The Los Angeles station, KPFK, whose drive-time is dominated by an combination of screamers and, believe it or not, a couple of followers of the maoist Revolutionary Communist Party, finds itself in a similar sorry state. With a signal area that encompasses 25 million people, its average listenership during any given quarter hour is under 10,000. Over a seven day period, the 110,000 watt station collects a cumulative audience of barely 175,000. That’s less than the number of unique visitors that a big blog – like Daily Kos—gets in one single day.
This is a long, long, long way from the origins of the network. In its heyday – from the late 60’s and into the early 80’s—the bigger Pacifica stations were exciting and refreshing meeting points for artists, poets, musicians and free-thinkers. The air would be filled with live drama performances, poetry happenings, literary readings, world-class public affairs interviews, and quality music that ranged from the avant-garde to classical. While the programming always leaned decidedly left, you’d nevertheless find libertarians and Buddhists mixed in back to back with Communists, radicals, and liberals and even some odd conservatives (Caspar Weinberger was once a Pacifica commentator. Pauline Kael got her start reviewing movies for KPFA).
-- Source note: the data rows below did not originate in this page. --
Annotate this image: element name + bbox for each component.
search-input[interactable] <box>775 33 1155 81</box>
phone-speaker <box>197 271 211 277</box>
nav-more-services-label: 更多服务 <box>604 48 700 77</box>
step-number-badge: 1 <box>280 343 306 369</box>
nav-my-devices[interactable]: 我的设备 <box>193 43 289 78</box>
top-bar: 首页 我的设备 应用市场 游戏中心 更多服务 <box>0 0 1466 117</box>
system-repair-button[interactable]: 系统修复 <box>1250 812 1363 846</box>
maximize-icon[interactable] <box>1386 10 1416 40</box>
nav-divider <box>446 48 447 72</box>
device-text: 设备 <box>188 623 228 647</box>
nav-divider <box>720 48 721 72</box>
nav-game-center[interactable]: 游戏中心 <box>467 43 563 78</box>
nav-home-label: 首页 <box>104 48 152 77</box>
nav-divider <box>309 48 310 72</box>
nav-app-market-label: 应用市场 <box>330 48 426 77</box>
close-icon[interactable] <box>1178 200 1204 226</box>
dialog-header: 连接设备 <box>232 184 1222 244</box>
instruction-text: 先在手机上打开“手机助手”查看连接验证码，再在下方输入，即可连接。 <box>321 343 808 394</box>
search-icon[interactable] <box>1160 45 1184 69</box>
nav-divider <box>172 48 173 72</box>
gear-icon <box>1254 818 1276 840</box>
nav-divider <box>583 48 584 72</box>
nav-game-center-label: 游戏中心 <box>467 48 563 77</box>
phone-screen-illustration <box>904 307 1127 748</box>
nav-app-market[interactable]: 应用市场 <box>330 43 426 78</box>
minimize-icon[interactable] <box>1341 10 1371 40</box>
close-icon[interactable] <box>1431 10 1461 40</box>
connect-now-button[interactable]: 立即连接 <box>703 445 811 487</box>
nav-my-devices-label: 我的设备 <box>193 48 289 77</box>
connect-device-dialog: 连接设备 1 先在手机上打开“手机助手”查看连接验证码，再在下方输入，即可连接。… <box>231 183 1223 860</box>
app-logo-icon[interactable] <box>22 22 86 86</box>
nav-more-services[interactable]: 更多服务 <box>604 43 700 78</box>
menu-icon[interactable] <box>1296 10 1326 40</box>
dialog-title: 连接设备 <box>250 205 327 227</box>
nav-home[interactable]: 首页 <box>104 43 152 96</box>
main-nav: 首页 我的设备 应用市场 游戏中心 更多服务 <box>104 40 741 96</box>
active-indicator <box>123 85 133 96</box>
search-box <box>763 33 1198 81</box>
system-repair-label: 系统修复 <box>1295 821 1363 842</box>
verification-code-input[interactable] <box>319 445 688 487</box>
When Pacifica was once a magical place that taught you how to think it is now a dreary drumbeat telling you what to think. Its air is filled with shrill, clumsy and dogmatic denunciations of “fascism.” Any trace of high culture, meanwhile, has been ruthlessly rooted out and expunged. The program schedule is divvied up among self-appointed “community leaders” and paid staff who – for the most part—could never dream of earning a paycheck from any other media entity in the world. What paid and volunteer programmers have in common is a death-grip on their personal slice of air time. Try to take it away and you became the target of a virulent campaign accusing you of being a sexist, racist, and corporatist nazi.